Former directors Colin Armer and Greg Gent put forward the suggestion for a smaller board in order to make a ”fitter, leaner, more agile Fonterra”, saying the move would improve board efficiency and decision-making. The pair said boards with double-digit numbers were rare and having six elected board members and three appointed would ensure there were ”no passengers on board”.
The resolution received 54% support from postal and electronic voting and a resounding applause from shareholders at the meeting but to succeed, it needs to achieve 75% support from voting shareholders along with 50% support from shareholder councillors.
The proposal may not have met the constitutional threshold, but the fact a majority of farmers backed it should not be ignored by the board.

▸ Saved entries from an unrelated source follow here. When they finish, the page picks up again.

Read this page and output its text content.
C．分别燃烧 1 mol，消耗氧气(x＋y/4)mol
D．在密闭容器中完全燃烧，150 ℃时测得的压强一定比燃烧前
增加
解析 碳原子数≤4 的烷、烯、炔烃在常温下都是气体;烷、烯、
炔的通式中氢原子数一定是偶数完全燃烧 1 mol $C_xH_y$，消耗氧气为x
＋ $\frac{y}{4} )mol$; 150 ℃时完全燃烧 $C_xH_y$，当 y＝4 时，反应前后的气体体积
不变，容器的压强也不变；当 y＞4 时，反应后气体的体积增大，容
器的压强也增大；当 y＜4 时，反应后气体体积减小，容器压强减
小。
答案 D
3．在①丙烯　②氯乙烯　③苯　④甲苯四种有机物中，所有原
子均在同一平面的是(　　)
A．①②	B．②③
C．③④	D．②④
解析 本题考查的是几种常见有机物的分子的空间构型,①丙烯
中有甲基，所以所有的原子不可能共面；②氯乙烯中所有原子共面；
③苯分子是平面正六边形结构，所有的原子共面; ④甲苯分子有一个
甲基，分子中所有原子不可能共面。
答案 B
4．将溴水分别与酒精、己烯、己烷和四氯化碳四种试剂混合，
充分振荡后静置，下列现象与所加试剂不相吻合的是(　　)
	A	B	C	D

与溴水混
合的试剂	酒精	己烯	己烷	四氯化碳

There is much research that shows the best size for a board is from five to nine members. Fewer than five means you may not get a strong enough exchange of views. More than nine and it gets fragmented, and the risk is a sub-set of the board start making the real decisions.
The resolution was opposed by the board and Shareholders’ Council, which both said a governance review already under way was a better option. Shareholders have been told the review means an information booklet is sent to them early next year, farmer consultations in February, and a May-June vote at a special meeting.
A smaller board won’t life the international price of dairy. But it is worth doing.